Does the government have a role in what appears to be a largely private sector and market driven process? It is important to remember that many of the technologies, planting material and production methods being used by farmers today were introduced by government and donor projects over the last few decades. National agencies such as the National Agriculture Research Centre, as well as provincial and specialised community research units have made major contribution with financial and technical help from external partners. And this needs to continue through public-funded efforts to identify, adapt and popularise new crops, especially in view of changing climates; develop and popularise new production techniques which make more efficient use of scarce resources particularly water; and improve storage and transport technology which would help reduce the very high levels of spoilage and wastage.

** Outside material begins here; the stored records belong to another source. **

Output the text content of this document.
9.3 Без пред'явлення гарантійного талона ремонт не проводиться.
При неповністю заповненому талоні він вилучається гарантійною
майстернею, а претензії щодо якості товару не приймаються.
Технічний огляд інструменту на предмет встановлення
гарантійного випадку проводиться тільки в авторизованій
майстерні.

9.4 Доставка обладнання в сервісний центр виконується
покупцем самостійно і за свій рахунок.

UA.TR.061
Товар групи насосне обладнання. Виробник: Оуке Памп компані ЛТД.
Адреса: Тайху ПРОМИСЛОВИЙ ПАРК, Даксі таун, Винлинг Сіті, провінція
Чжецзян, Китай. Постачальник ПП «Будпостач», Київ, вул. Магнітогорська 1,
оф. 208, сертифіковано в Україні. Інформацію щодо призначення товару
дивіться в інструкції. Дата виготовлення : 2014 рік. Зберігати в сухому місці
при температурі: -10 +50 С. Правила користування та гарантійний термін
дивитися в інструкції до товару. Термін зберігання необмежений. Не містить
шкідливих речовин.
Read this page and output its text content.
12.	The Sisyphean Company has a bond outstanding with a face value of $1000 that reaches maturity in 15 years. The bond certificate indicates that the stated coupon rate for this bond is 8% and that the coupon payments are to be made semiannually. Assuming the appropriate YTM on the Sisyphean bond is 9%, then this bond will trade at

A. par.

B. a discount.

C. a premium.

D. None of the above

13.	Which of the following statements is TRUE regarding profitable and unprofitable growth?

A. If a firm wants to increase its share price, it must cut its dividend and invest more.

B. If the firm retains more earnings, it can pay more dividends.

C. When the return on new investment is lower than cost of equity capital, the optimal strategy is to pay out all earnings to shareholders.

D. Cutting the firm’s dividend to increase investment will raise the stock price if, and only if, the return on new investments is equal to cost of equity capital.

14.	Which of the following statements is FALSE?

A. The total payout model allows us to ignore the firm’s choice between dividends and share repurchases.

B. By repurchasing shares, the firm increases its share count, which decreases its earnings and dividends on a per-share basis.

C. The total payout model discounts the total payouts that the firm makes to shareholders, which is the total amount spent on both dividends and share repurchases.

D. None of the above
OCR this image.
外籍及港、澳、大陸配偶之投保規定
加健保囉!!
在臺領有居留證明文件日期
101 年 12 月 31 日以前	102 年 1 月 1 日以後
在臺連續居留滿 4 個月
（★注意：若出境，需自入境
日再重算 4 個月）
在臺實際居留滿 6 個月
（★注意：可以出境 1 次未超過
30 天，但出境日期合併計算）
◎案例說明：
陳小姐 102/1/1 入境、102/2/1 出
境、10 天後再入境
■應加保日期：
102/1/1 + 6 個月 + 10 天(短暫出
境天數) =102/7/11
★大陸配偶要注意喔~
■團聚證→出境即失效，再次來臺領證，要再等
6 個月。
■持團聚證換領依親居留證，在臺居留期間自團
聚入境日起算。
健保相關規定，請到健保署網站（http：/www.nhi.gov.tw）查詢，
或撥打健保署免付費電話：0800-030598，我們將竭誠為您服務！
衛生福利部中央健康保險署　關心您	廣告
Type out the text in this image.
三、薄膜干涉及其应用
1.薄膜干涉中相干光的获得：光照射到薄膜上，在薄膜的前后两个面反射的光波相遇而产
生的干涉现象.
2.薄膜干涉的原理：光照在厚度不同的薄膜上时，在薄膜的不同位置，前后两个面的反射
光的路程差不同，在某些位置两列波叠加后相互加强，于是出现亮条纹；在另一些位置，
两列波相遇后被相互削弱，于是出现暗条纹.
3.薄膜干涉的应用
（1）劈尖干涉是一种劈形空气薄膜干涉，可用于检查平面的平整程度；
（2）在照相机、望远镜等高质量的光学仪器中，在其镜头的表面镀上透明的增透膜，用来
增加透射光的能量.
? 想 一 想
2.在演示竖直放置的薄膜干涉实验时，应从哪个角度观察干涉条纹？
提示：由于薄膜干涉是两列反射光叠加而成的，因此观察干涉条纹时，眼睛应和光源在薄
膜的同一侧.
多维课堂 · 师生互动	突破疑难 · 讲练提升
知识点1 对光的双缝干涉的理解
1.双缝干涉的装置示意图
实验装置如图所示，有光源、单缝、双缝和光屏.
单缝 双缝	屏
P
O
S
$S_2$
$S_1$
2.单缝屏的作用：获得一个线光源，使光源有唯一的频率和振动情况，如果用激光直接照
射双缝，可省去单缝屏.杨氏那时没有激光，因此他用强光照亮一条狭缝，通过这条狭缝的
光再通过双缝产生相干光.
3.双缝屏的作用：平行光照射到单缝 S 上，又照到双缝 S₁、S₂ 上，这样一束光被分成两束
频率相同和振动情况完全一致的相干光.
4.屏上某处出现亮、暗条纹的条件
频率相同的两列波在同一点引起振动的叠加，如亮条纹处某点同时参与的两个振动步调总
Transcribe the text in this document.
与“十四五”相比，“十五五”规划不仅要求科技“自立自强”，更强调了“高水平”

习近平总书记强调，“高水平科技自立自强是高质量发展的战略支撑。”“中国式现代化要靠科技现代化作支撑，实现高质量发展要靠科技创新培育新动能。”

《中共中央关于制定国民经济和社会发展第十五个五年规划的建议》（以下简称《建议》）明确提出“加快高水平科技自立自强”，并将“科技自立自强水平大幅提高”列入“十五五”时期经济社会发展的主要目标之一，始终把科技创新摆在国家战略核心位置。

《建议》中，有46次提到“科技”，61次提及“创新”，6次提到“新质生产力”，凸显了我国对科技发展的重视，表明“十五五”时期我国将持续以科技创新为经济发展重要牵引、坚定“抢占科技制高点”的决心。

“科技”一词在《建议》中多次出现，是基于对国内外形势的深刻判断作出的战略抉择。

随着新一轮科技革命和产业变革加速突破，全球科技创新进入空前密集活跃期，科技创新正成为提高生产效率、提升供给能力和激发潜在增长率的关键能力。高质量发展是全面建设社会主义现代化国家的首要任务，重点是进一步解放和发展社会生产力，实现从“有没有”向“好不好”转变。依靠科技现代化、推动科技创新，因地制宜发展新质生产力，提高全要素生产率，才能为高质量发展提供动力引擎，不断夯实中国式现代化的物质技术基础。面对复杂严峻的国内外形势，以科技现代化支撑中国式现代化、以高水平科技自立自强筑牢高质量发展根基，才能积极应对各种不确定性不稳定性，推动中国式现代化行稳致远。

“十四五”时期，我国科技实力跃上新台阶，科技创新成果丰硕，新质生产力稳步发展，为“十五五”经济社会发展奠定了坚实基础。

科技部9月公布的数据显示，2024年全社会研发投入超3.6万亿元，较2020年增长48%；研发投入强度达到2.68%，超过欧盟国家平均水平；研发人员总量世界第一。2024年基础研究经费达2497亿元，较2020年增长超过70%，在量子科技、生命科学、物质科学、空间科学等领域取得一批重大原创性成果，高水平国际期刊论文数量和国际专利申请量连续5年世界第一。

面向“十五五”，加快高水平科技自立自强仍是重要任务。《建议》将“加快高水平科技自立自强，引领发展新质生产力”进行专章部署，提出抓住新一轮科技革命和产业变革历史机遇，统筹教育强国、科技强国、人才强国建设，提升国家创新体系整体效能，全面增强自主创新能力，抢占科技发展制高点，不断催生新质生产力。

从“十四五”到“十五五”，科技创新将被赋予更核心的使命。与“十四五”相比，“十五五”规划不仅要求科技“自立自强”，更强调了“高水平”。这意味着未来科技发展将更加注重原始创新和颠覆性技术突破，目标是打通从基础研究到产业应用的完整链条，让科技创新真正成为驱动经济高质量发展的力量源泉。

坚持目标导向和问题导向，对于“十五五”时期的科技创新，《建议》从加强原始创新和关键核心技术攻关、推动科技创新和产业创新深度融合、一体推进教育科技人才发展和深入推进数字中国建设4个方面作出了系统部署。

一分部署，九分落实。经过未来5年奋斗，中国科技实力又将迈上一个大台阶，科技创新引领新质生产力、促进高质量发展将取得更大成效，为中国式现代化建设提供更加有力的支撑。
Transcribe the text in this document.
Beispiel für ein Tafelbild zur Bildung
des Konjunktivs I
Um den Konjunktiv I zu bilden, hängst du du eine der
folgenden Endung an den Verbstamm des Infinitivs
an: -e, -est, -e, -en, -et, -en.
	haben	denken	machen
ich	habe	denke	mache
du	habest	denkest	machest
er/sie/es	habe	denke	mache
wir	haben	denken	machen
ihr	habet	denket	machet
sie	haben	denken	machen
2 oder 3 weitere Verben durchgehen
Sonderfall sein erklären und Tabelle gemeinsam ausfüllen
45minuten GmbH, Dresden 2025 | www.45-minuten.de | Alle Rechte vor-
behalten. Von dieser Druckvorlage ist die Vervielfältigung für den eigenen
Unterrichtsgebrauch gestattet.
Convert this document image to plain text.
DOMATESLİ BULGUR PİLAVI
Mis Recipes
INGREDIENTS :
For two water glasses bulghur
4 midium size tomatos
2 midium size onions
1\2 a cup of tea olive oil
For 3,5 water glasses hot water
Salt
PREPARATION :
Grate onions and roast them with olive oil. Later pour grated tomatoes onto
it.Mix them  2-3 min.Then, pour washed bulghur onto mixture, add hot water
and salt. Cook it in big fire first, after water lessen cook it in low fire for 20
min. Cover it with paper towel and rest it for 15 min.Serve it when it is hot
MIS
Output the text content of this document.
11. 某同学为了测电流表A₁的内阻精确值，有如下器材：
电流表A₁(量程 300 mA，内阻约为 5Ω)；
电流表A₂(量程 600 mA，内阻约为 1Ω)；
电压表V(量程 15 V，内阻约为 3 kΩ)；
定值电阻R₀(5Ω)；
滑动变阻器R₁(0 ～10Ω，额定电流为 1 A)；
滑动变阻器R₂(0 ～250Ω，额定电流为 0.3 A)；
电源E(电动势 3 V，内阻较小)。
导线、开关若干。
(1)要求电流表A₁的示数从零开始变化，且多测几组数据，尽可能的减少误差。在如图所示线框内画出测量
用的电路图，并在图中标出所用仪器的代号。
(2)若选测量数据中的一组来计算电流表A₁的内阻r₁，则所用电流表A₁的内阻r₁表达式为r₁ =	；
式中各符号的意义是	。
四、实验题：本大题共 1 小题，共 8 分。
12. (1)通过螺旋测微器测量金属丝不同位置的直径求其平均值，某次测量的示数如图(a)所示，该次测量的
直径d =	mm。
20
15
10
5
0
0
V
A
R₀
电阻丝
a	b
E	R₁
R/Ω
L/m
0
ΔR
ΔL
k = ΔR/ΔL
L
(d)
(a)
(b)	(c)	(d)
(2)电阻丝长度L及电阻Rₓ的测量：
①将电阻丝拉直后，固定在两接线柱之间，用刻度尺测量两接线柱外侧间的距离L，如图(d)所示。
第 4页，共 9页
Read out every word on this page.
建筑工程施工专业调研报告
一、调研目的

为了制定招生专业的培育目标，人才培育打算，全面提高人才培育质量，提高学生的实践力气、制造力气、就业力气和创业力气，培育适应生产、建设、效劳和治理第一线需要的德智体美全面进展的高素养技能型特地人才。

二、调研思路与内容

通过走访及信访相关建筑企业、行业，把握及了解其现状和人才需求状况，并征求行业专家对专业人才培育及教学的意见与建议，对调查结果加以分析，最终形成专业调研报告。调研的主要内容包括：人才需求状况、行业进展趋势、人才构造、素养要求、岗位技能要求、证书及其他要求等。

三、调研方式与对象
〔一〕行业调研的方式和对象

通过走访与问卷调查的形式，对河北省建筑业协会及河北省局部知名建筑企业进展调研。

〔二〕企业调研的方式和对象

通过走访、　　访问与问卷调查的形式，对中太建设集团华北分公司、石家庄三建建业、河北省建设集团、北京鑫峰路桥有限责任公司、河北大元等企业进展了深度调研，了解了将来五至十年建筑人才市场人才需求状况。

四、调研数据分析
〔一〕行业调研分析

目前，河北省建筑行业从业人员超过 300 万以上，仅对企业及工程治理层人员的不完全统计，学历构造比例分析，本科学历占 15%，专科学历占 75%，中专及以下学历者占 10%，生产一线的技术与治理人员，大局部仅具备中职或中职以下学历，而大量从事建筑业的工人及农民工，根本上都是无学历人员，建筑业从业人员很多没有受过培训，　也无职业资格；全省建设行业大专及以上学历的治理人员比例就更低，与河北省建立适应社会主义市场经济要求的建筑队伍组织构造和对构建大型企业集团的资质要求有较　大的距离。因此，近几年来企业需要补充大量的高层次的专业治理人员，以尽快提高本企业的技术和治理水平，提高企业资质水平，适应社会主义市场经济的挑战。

Bespoke assistance is also needed to further develop production clusters and the new entrepreneurs — both of whom are at a nascent stage. Among the most critical action for the government is to create an appropriate business environment with regulations on dispute resolution, on natural resources conservation, on genetic improvement, on marketing, on food safety, and on certification, labelling and traceability. The government also needs to work with banks and insurance companies to provide risk management mechanisms. Specialising in a single product — in the crop or livestock sector — is inherently risky due to possible pest and disease attacks; or unfavourable market conditions; or the increasing frequent extreme weather events. Insurance, in some form or other, is essential for growth.
In addition, it is essential that the government provides a favourable environment to help farmers and tech/fintech companies to grow — for example by sponsoring fairs, exhibitions and other events where synergies and partnerships can be built; by helping get access to national and international funding; and encouraging foreign private companies to participate, for example through creating special production zones similar to what is being done for manufacturing.
Published in The Express Tribune, September 2nd, 2022.